OPINIóN
Actualizado 30/05/2018
Manuel Alcántara

La Historia muestra una gran cantidad de figuras regias que han recibido apelativos en ocasiones vinculadas con una supuesta mácula o una virtud personal. Se han usado adjetivos que acompañan nombres propios como bueno, taciturno, grande, hermoso, sabio, deseado, breve, hechizado, católico. A veces lo que llenan las páginas de sus libros son substantivos que definen la principal actividad realizada como navegante, filósofo, músico. Son complementos que, dejando al lado su siempre posible subjetividad, ilustran una determinada personalidad y ayudan también a situarla en un contexto concreto. También el legado familiar ha jugado se papel. De entre todos me fascinan especialmente aquellos que tienen un carácter enigmático. Una formulación donde la combinación del nombre y del apodo trasciende hacia otra dimensión que resulta una clara declaración propositiva de tintes herméticos.

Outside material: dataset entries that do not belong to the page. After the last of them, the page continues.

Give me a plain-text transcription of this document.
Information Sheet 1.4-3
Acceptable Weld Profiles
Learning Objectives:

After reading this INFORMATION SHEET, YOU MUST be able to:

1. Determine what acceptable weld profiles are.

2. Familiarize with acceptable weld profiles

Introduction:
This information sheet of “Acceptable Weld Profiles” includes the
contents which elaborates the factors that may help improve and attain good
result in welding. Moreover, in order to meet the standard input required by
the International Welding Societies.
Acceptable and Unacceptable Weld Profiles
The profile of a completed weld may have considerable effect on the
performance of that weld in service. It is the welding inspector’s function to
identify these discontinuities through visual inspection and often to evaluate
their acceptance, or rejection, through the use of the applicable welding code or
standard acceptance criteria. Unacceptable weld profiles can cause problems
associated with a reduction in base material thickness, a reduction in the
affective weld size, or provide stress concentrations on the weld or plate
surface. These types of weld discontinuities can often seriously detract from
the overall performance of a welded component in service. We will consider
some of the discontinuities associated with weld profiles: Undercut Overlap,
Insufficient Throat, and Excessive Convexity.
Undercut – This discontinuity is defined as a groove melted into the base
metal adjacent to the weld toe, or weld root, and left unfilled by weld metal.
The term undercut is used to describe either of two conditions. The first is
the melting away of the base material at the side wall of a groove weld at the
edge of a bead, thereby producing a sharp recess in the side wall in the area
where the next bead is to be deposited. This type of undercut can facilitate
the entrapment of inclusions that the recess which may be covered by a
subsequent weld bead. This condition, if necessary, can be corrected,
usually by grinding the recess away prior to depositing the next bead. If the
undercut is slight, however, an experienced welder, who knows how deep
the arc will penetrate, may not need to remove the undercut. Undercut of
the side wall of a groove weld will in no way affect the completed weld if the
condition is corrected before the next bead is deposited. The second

De ellos me produce especial inquietud el enunciado de "Papa negro", toda vez que el adjetivo hace alusión a cuestiones más exotéricas que el estricto factor racial, como podría pensarse en un primer momento, ni tampoco, estrictamente, al color de la vestimenta utilizada. Se trata de un uso del calificativo que tiene una clara connotación figurada relacionada con un origen profético medieval, tanto en los escritos de Malaquías como de Nostradamus. Luego, el ascenso de los jesuitas haría popular ese arcano para identificar a su Superior General.

En la refriega erudita de un seminario académico se debate el lugar que corresponde a individuos que confieren a su inteligencia un nodo central en la política latinoamericana. Un viejo asunto en la tradición del marxismo y la propuesta de Gramsci del concepto de intelectual orgánico, que acompaña a las anteriores fórmulas de los protagonistas que poblaron los salones ilustrados y, después, la senda configurada por Hugo y Zola hasta llegar a Sarte y Camus, por citar a epígonos relevantes. Su papel de faro en la nebulosa del quehacer político tenía una significativa valoración que se potenciaba a partir de su compromiso; una suerte de maridaje vocacional que insuflaba mayor fuerza moral a sus peroratas.

El siglo XXI ha sido propicio al florecimiento de personajes con una clara vocación por el universo de las ideas con capacidad transformadora de la realidad gracias al control de sólidos recursos de poder. Si América Latina nunca dejó de poseer un gran potencial intelectual estuvo huérfana de figuras del pensamiento que combinaran la gestación de ideas con el accionar político. Al reiteradamente citado Bolívar pueden añadirse casos como los de Mitre, Rodó, Vasconcelos, Bosch y Uslar Pietri. Poco más. Sin embargo, en la actualidad andina, ungidos de un carácter sacerdotal, animados por una ilimitada convicción, y poseedores de abundantes recursos de poder, con mayor o menor ventura dos líderes diferentes, Rafael Correa y Álvaro García Linera, están al frente de una nueva cofradía de nacionales y de latinoamericanos (españoles Incluidos) a la que se puede denominar monjes grises. Mientras que el ecuatoriano siempre alardea de su supuesta meritoria formación académica, el boliviano es epítome por excelencia del autodidacta pensador revolucionario. Son siervos mustios del intelecto.